CCE Theses and Dissertations

Date of Award

2019

Document Type

Dissertation

Degree Name

Doctor of Philosophy (PhD)

Department

College of Engineering and Computing

Advisor

Martha Snyder

Committee Member

Ling Wang

Committee Member

Gertrude Abramson

Abstract

The ability to effectively manage learning design projects, consult with stakeholders (such as sponsors, subject matter experts, and learners), and direct projects to completion is a vital part of an instructional designer’s role. Although the need for project management education and experience is reiterated in the literature and in cross-industry instructional designer (ID) job postings, it was unclear how these professionals acquired and used project management skills and tools in their profession because project management is not a focus in many higher education programs intended to prepare instructional designers.
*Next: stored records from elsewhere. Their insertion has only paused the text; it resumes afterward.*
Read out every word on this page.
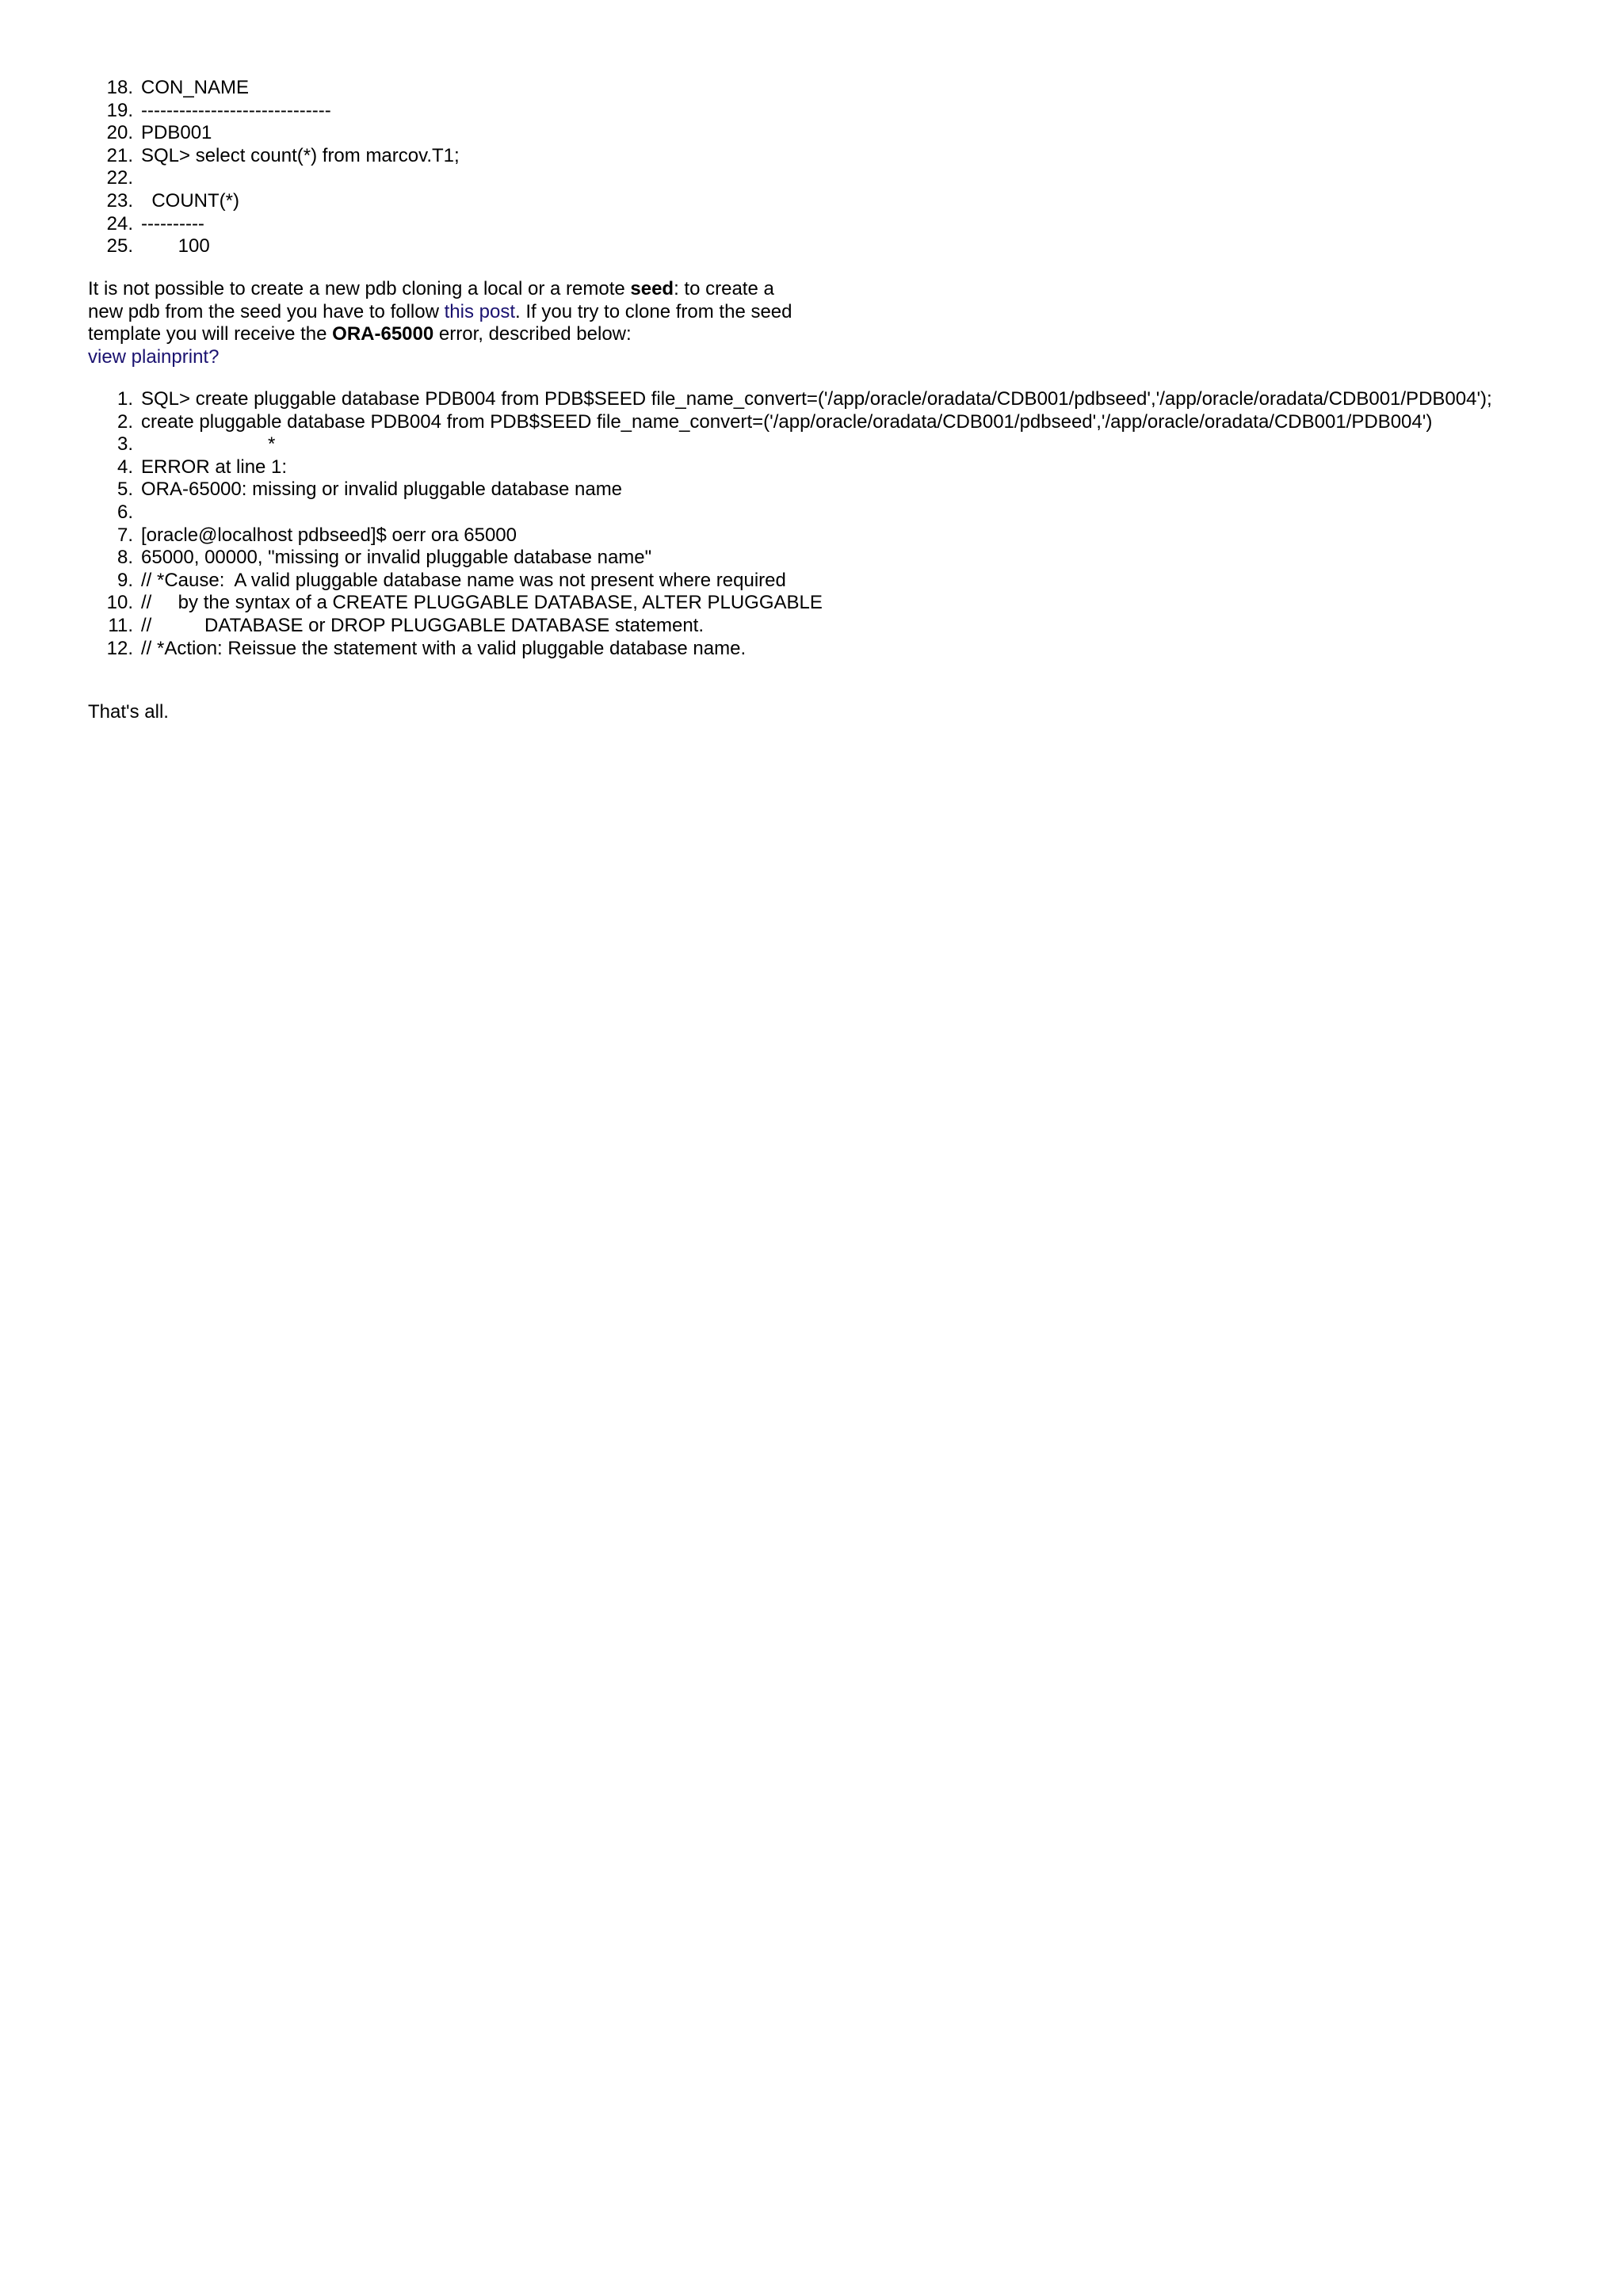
18. CON_NAME
19. ------------------------------
20. PDB001
21. SQL> select count(*) from marcov.T1;
22.
23. COUNT(*)
24. ----------
25. 100

It is not possible to create a new pdb cloning a local or a remote seed: to create a
new pdb from the seed you have to follow this post. If you try to clone from the seed
template you will receive the ORA-65000 error, described below:
view plainprint?

1. SQL> create pluggable database PDB004 from PDB$SEED file_name_convert=('/app/oracle/oradata/CDB001/pdbseed','/app/oracle/oradata/CDB001/PDB004');
2. create pluggable database PDB004 from PDB$SEED file_name_convert=('/app/oracle/oradata/CDB001/pdbseed','/app/oracle/oradata/CDB001/PDB004')
3. *
4. ERROR at line 1:
5. ORA-65000: missing or invalid pluggable database name
6.
7. [oracle@localhost pdbseed]$ oerr ora 65000
8. 65000, 00000, "missing or invalid pluggable database name"
9. // *Cause:  A valid pluggable database name was not present where required
10. //     by the syntax of a CREATE PLUGGABLE DATABASE, ALTER PLUGGABLE
11. //          DATABASE or DROP PLUGGABLE DATABASE statement.
12. // *Action: Reissue the statement with a valid pluggable database name.

That's all.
The goal of this phenomenological study was to understand the lived experiences of practicing instructional designers as project managers. Results describe how instructional designers practice project management and the best practices, models, methods, tools, and technologies that they use to acquire and apply project management knowledge and skills in their learning design projects. Five themes emerged from the analysis: ID/Project Management (PM) Background, PM Role Characteristics, PM Challenges, PM Insights, and PM Recommendations. During the analysis process, 14 codes (each corresponding to a theme) were exposed. The ID/PM Background theme consisted of ID/PM-related Experience, PM Preparation, and PM Competencies. PM Role Characteristics included Primary Responsibilities, Models Used, and Tools Used. PM Challenges encompassed the PM Challenges and Avoid/Overcome PM Challenges codes. PM Insights comprised PM Preparation Feelings, PM Experience Feelings, and PM Models/Tools Feelings. The theme, PM Recommendations, included codes for PM Preparation Recommendations, PM Model/Tool Recommendations, and PM Recommendations. An examination of themes that emerged from the instructional designers’ stories, along with an exploration of the research questions yielded important findings. The study offers recommendations for academia and industry for preparing instructional designers to manage their projects in professional practice.